He was responding to a call by British Foreign Secretary David Miliband for an EU-Israel trade agreement to be strictly enforced.

The agreement allows goods made in Israel to be imported into the 27-nation EU at reduced or nil rates of customs duty.

However, products of Jewish settlements in the occupied West Bank are excluded from the benefits and must pay the full rate of duty.

A Foreign Office spokesman said there had been reports that the agreement was being circumvented and that some settlement goods may have been wrongly labeled as made in Israel.

Miliband, who visited Israel and the West Bank this week, was quoted by a British newspaper as calling during the trip for "the fair and proper implementation of the agreements on produce from this region."

"That means preferential trade for Israeli products, preferential trade for Palestinian products, but not preferential trade from the settlements," he said.

The Foreign Office spokesman said Britain wanted the trade agreement implemented and products of Jewish settlements labeled as such.

"Neither the UK nor the EU should do anything that inadvertently supports or encourages illegal settlement activity," he said.

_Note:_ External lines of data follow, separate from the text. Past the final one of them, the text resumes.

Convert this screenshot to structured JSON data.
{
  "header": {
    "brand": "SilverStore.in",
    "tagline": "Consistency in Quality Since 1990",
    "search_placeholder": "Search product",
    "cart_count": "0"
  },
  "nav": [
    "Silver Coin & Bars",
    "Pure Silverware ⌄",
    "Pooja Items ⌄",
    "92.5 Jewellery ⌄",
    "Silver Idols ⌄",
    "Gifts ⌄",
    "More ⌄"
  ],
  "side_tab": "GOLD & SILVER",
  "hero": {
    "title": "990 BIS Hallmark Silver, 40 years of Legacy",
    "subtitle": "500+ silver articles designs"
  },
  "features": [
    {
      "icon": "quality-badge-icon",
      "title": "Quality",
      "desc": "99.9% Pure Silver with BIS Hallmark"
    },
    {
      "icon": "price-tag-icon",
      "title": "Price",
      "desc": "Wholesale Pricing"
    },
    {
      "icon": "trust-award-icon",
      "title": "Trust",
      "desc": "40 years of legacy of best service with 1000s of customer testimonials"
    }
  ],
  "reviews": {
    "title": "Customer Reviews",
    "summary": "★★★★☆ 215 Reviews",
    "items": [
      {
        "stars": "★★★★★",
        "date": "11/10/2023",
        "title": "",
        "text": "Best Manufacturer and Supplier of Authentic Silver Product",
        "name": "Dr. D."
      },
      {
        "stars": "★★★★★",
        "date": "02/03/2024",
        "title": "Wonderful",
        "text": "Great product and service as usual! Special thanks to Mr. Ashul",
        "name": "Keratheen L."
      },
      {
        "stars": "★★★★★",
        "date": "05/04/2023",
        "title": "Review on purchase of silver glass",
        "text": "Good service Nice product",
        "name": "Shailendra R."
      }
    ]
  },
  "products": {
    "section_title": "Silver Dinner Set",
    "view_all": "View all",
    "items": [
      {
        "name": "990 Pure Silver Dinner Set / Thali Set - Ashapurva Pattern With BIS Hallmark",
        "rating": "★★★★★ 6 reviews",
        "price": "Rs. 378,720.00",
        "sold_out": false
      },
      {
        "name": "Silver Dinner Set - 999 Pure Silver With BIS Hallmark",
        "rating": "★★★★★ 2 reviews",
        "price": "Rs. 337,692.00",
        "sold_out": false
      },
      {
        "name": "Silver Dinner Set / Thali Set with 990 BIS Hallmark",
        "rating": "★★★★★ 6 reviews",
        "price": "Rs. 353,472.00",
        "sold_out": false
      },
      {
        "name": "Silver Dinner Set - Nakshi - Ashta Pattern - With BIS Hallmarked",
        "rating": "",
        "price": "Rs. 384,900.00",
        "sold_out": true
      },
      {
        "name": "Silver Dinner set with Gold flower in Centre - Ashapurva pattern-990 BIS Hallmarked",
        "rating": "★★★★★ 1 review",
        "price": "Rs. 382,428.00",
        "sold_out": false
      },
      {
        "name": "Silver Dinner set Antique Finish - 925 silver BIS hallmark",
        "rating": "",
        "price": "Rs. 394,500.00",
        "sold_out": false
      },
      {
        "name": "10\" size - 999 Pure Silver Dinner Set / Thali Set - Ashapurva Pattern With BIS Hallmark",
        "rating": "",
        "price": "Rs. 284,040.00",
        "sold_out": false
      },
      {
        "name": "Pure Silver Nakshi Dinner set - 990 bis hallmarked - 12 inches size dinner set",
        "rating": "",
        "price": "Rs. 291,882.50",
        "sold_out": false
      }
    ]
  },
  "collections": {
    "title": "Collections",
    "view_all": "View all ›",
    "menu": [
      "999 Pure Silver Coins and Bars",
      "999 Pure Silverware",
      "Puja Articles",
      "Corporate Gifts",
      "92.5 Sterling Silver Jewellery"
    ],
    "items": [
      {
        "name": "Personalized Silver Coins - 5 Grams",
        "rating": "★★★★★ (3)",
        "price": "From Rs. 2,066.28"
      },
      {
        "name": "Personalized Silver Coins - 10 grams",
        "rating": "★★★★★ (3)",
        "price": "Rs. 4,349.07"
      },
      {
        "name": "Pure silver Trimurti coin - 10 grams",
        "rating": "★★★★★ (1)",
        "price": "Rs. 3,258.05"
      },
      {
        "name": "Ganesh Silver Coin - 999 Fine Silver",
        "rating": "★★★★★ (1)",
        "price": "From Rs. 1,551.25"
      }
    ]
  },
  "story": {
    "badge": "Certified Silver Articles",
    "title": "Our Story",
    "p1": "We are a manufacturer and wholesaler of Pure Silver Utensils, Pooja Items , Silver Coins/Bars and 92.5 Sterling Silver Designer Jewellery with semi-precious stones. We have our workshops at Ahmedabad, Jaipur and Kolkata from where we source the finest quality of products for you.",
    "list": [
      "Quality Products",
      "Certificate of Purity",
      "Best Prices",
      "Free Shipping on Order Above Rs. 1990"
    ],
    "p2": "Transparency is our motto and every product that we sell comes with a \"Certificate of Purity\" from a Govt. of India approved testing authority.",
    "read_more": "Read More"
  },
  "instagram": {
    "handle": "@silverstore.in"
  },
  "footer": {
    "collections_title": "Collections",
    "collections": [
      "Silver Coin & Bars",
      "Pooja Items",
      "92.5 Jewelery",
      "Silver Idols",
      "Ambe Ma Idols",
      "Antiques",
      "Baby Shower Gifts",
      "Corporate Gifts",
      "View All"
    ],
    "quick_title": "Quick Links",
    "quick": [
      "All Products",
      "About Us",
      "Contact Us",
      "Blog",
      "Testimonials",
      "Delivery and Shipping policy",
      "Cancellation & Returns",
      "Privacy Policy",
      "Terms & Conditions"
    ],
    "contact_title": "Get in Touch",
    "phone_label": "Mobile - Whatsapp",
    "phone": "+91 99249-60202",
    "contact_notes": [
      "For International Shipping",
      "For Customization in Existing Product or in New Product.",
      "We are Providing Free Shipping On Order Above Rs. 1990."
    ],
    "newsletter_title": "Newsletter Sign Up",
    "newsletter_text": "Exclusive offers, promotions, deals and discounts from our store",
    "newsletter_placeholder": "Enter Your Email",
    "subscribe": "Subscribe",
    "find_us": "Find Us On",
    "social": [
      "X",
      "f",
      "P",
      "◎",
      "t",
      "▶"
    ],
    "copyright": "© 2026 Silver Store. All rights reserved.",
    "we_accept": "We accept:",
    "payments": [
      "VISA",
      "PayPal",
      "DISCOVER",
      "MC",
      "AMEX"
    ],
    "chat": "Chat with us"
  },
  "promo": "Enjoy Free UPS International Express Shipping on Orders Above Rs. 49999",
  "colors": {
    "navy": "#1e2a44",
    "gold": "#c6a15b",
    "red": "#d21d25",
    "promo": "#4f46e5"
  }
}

U.S. Secretary of State Condoleezza Rice has called the settlements "an obstacle to peace."

Peres said there was an EU agreement.

"I think it would be strange to have 27 agreements on every issue, with all due respect. We negotiated very hard to find a compromise," he said.

Most workers in the settlements were Palestinians and if they were fired due to a crackdown on exports it would increase unemployment, said Peres, who is on a five-day visit to Britain.

Asked how he justified the suffering of Palestinians in the Gaza Strip, Peres said: "Why should they suffer? Let them stop shooting and they won't suffer."

Israel resealed border crossings with the Gaza Strip on Tuesday, blaming continued rocket fire at its towns, despite warnings from world aid groups of looming shortages of food and fuel in the coastal territory.